Perhaps more important, though, these experiences prepared me for the actual practice of law. A lawyer needs not only strong research and writing skills, but also business acumen, counseling skills, and a host of “soft skills” such as active listening, collaboration, and crisis management, which enable you to handle clients and courtrooms alike. Put another way, learning outside the classroom allowed me to be nimble and apply the intellectual skills I learned in law school to a constantly shifting professional landscape.

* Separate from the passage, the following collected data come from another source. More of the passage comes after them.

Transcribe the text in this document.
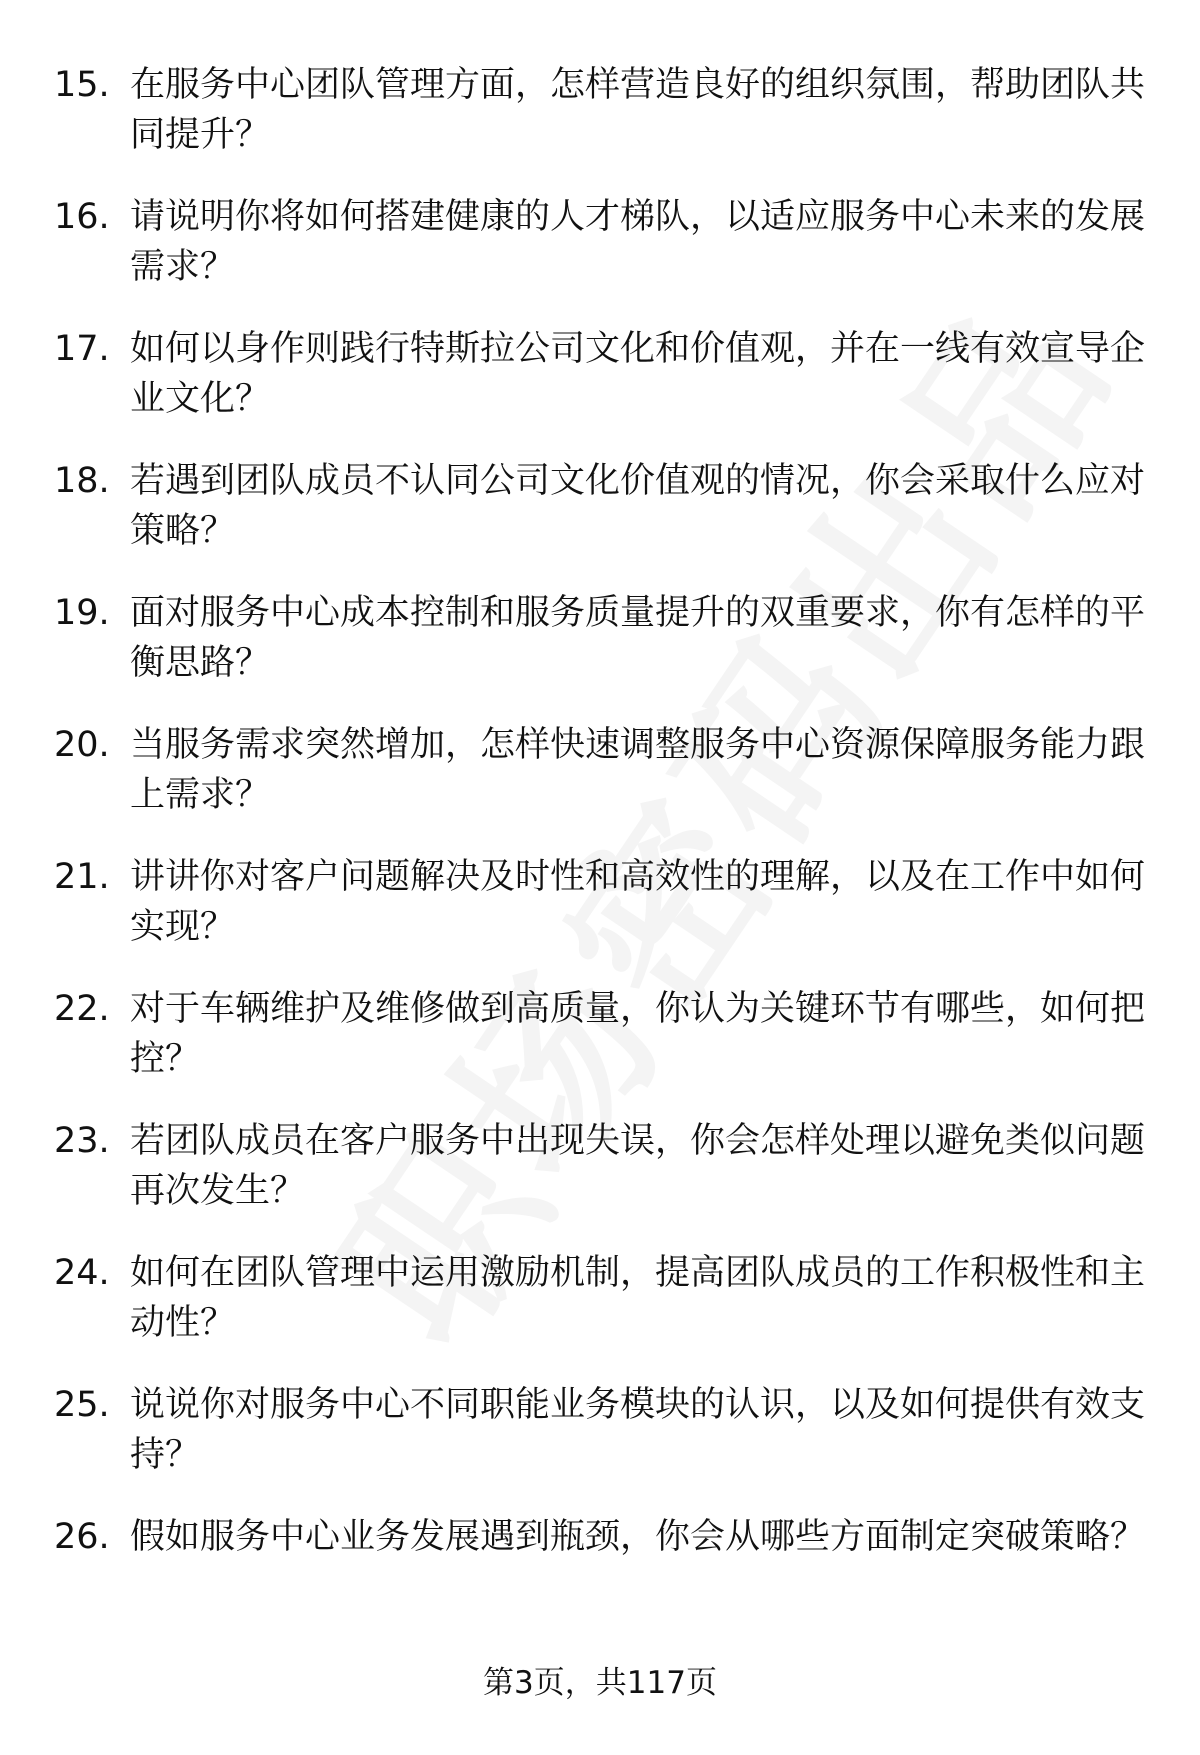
15. 在服务中心团队管理方面，怎样营造良好的组织氛围，帮助团队共同提升？

16. 请说明你将如何搭建健康的人才梯队，以适应服务中心未来的发展需求？

17. 如何以身作则践行特斯拉公司文化和价值观，并在一线有效宣导企业文化？

18. 若遇到团队成员不认同公司文化价值观的情况，你会采取什么应对策略？

19. 面对服务中心成本控制和服务质量提升的双重要求，你有怎样的平衡思路？

20. 当服务需求突然增加，怎样快速调整服务中心资源保障服务能力跟上需求？

21. 讲讲你对客户问题解决及时性和高效性的理解，以及在工作中如何实现？

22. 对于车辆维护及维修做到高质量，你认为关键环节有哪些，如何把控？

23. 若团队成员在客户服务中出现失误，你会怎样处理以避免类似问题再次发生？

24. 如何在团队管理中运用激励机制，提高团队成员的工作积极性和主动性？

25. 说说你对服务中心不同职能业务模块的认识，以及如何提供有效支持？

26. 假如服务中心业务发展遇到瓶颈，你会从哪些方面制定突破策略？

第3页，共117页
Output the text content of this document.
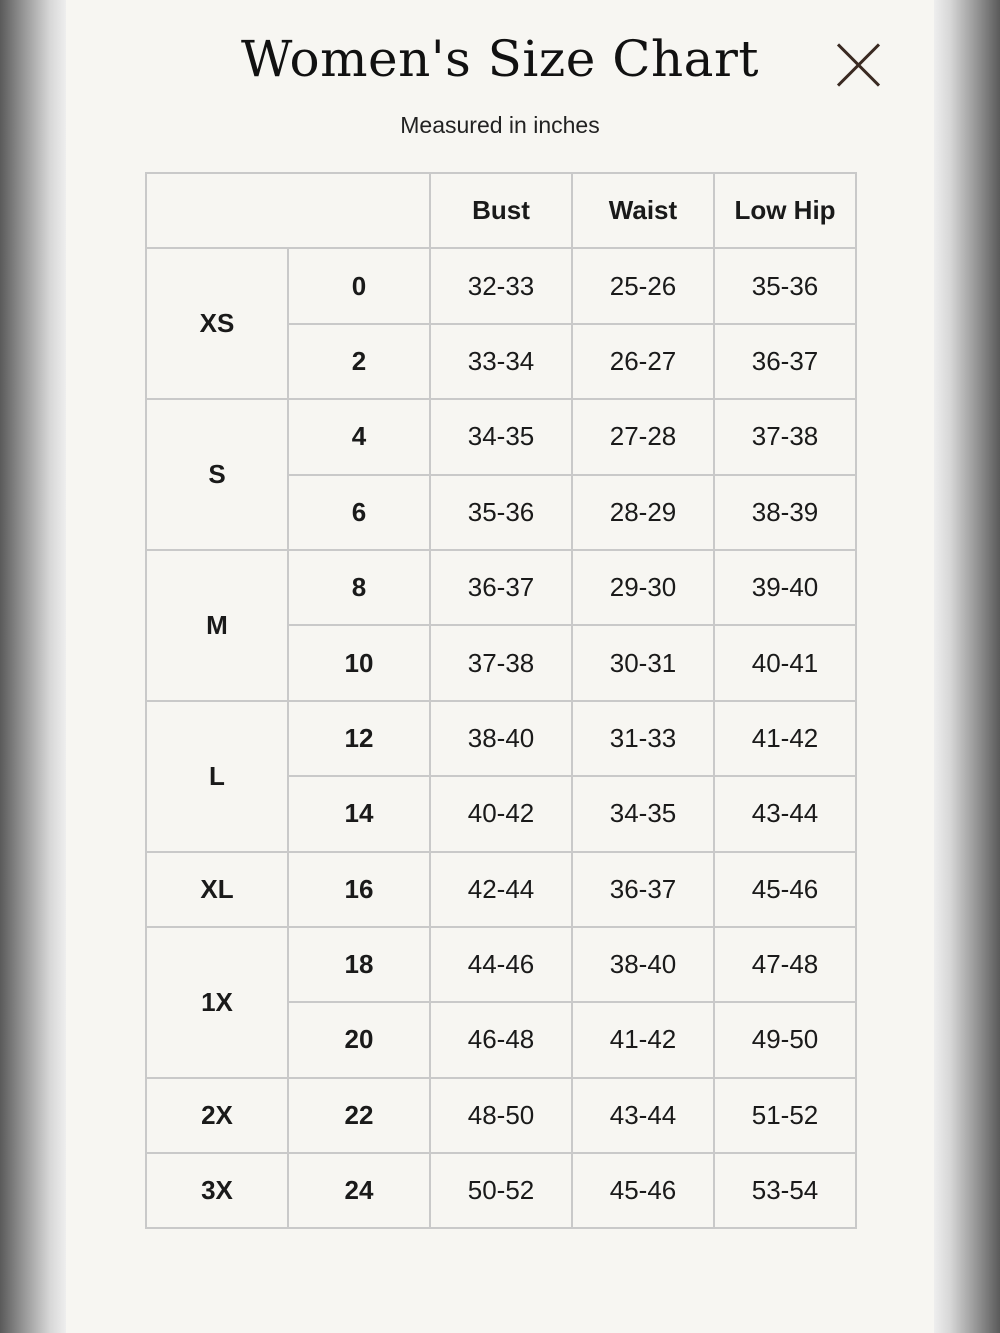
Women's Size Chart
Measured in inches
		Bust	Waist	Low Hip
XS	0	32-33	25-26	35-36
	2	33-34	26-27	36-37
S	4	34-35	27-28	37-38
	6	35-36	28-29	38-39
M	8	36-37	29-30	39-40
	10	37-38	30-31	40-41
L	12	38-40	31-33	41-42
	14	40-42	34-35	43-44
XL	16	42-44	36-37	45-46
1X	18	44-46	38-40	47-48
	20	46-48	41-42	49-50
2X	22	48-50	43-44	51-52
3X	24	50-52	45-46	53-54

Which brings me back to Detroit. Many of the entrepreneurs my son met reported that their current endeavors had little or nothing to do with their college majors. But the more perceptive among them recognized that they apply their studies every day. Rather than bemoan the impracticality of a philosophy or political science degree, these young professionals recognized that a disciplined area of study provided them with a foundation upon which experience builds a career. A law degree is no different. As the practice of law changes with technological advances, practitioners will need to apply their skills in new environments. The degree you earn today will serve as your cornerstone. The learning you do outside the classroom will allow you to transfer those skills to a host of different contexts.